He needs to get support for reforms and manage ties with neighbours, big powers
South Korea's newly elected president will face multiple challenges to bring the country back on track after months of political turmoil stemming from the impeachment of its previous leader Park Geun Hye.
Exit polls indicated that former human rights lawyer Moon Jae In from the liberal Democratic Party would win in a landslide victory, with 41.4 per cent of votes cast yesterday. The official results will be announced this morning.
Mr Moon is expected to be sworn in today, but has said he would skip an elaborate inauguration ceremony and get to work immediately. He will have to quickly appoint his Cabinet, including a prime minister and ministers in key portfolios like defence, foreign affairs and finance.

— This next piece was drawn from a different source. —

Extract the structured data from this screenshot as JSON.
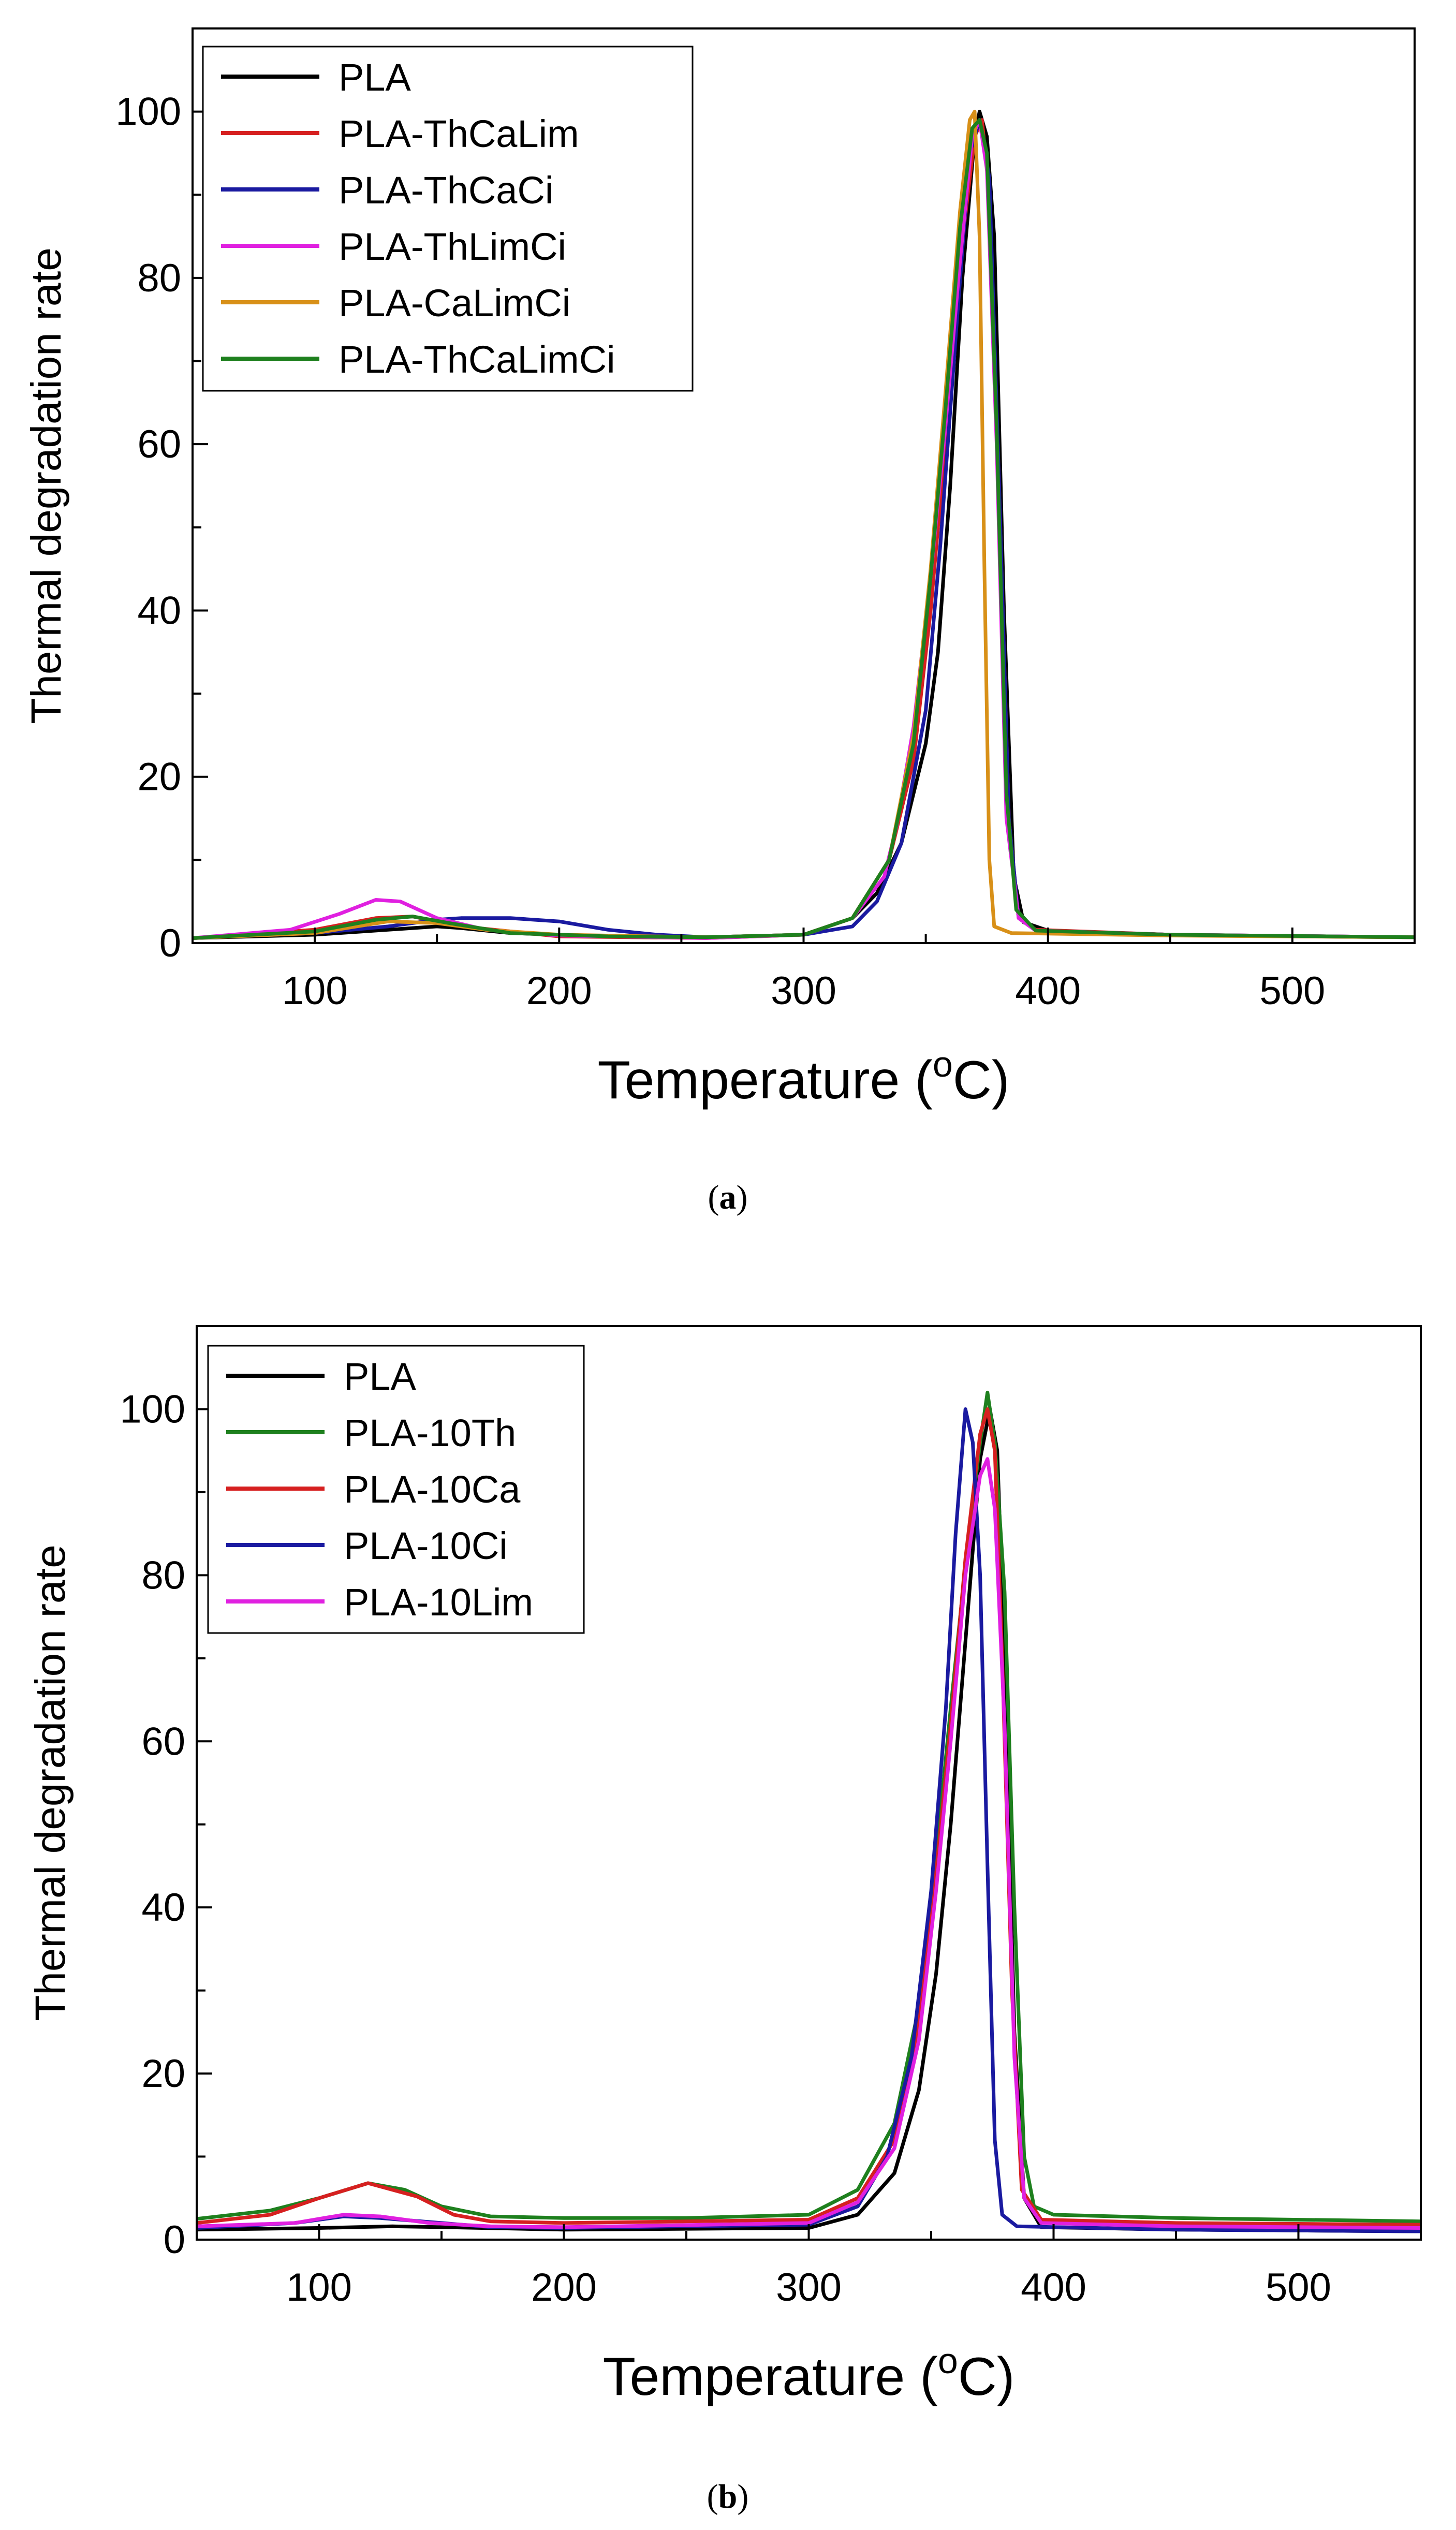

But for any decision that requires parliamentary approval, like the nomination of a prime minister or reform Bills that he earlier pledged, he will likely face strong opposition from the other parties. Mr Moon's party - while the biggest in Parliament with 40 per cent of some 300 seats - is short of the two-thirds majority required to pass Bills.
"Without any reshuffling or new coalitions, we can expect a lot of gridlock on important issues and decisions," said research fellow James Kim at Seoul's Asan Institute for Policy Studies. "They all support some form of reform, but the conservatives and the progressives have very different opinions on how to go about doing it."

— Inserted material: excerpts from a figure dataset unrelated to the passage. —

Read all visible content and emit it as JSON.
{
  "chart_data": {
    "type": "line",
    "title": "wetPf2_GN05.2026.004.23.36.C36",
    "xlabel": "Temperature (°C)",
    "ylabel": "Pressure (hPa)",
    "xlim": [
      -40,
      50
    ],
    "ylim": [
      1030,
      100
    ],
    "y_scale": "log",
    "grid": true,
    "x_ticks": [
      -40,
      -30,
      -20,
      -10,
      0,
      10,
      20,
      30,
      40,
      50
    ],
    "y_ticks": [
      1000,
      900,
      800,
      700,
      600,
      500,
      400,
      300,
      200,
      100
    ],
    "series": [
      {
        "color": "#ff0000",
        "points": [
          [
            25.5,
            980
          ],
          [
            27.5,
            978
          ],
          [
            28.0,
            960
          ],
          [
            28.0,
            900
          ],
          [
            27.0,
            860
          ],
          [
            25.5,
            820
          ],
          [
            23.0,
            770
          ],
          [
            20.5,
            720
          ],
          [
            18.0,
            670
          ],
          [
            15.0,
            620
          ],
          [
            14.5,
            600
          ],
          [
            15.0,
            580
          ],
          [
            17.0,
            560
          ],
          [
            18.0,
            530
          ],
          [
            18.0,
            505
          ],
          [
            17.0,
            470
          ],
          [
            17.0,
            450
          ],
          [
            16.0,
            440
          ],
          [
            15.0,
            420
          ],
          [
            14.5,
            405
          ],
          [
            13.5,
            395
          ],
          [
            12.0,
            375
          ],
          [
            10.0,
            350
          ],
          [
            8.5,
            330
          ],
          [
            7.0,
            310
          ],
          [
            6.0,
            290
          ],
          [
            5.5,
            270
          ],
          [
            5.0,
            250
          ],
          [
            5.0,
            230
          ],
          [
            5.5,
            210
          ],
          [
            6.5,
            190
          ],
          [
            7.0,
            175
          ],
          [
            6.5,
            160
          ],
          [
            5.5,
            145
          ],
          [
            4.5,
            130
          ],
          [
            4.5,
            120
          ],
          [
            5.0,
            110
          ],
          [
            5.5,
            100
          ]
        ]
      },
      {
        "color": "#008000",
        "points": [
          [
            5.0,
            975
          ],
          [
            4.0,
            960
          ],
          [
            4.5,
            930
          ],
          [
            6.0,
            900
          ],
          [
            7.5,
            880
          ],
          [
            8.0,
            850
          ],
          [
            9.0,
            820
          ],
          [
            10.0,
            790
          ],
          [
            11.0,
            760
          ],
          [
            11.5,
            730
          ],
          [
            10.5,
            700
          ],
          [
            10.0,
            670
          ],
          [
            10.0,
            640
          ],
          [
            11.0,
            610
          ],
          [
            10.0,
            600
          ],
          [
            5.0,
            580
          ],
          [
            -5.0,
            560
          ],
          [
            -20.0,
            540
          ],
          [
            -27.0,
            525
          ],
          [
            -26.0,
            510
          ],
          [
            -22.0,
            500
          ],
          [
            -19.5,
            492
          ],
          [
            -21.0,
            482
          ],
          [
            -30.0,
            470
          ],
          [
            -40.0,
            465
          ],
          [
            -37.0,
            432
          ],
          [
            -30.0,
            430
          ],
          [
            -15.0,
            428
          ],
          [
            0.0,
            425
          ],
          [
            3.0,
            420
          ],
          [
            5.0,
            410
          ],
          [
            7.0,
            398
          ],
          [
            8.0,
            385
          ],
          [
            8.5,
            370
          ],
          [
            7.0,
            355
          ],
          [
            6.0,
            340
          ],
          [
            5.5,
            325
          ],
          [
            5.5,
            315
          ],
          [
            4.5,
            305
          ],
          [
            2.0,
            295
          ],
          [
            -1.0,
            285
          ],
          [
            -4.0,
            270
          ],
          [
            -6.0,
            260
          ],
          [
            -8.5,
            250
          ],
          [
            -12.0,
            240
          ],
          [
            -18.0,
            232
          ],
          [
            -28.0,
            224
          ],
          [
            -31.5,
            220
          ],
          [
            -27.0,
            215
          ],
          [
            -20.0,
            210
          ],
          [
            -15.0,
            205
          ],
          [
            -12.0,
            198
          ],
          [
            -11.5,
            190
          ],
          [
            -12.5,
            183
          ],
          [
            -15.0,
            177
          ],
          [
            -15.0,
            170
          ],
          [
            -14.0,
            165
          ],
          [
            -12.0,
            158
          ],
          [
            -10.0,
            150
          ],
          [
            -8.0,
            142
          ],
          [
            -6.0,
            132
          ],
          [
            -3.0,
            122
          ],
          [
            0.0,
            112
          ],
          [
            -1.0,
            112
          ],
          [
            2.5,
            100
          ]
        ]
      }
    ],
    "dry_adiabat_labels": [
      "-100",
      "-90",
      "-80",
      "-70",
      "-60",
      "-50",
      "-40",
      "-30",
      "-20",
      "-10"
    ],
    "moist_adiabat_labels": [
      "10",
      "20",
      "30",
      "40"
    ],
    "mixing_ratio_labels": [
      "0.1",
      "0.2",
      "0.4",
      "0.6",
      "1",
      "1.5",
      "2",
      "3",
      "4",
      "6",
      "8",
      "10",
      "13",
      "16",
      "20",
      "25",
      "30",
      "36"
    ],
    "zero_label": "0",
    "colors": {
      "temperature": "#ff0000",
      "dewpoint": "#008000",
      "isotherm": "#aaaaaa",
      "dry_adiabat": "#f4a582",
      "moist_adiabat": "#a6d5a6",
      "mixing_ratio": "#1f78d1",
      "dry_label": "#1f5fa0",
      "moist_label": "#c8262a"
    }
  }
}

Dr Kim added that the same problem applies to reforms Mr Moon pledged. These include labour reforms and plans to change the powerful conglomerate system.
On the diplomatic front, analysts said Mr Moon would find himself in the unenviable position of being squeezed by South Korea's neighbours and the big powers.
He would have to deal with the whims and fancies of US President Donald Trump, while trying to push for a more assertive South Korea.
Mr Moon has maintained that the hasty deployment of the US Terminal High Altitude Area Defence missile shield should be reviewed. China's economic retaliation over the deployment has hit South Korea's tourism, entertainment and beauty sectors.
How he handles North Korea will also be scrutinised. He has said he will try to improve inter-Korea ties, giving rise to the term "Moonshine Policy" after the Sunshine Policy advocated by former presidents Kim Dae Jung and Roh Moo Hyun.
US scholars have warned that a liberal government could spell trouble for the US-South Korea alliance, and that Mr Moon, a son of North Korean refugees, may be too soft on the nuclear-armed North. Pyongyang, though, will welcome a more conciliatory approach.
Dr Katharine Moon from the Washington-based think-tank Brookings Institution said Mr Moon should take gradual steps to improve inter-Korea ties. "The first thing is to reduce the current military and political escalation created by both Pyongyang and Washington without Seoul's input."
On a controversial comfort women deal with Japan, Sejong Institute analyst Lee Seong Hyon said of Mr Moon: "As a seasoned politician, he fully understands that Japan is a neighbour he should work with, but he won't be soft on the comfort women issue."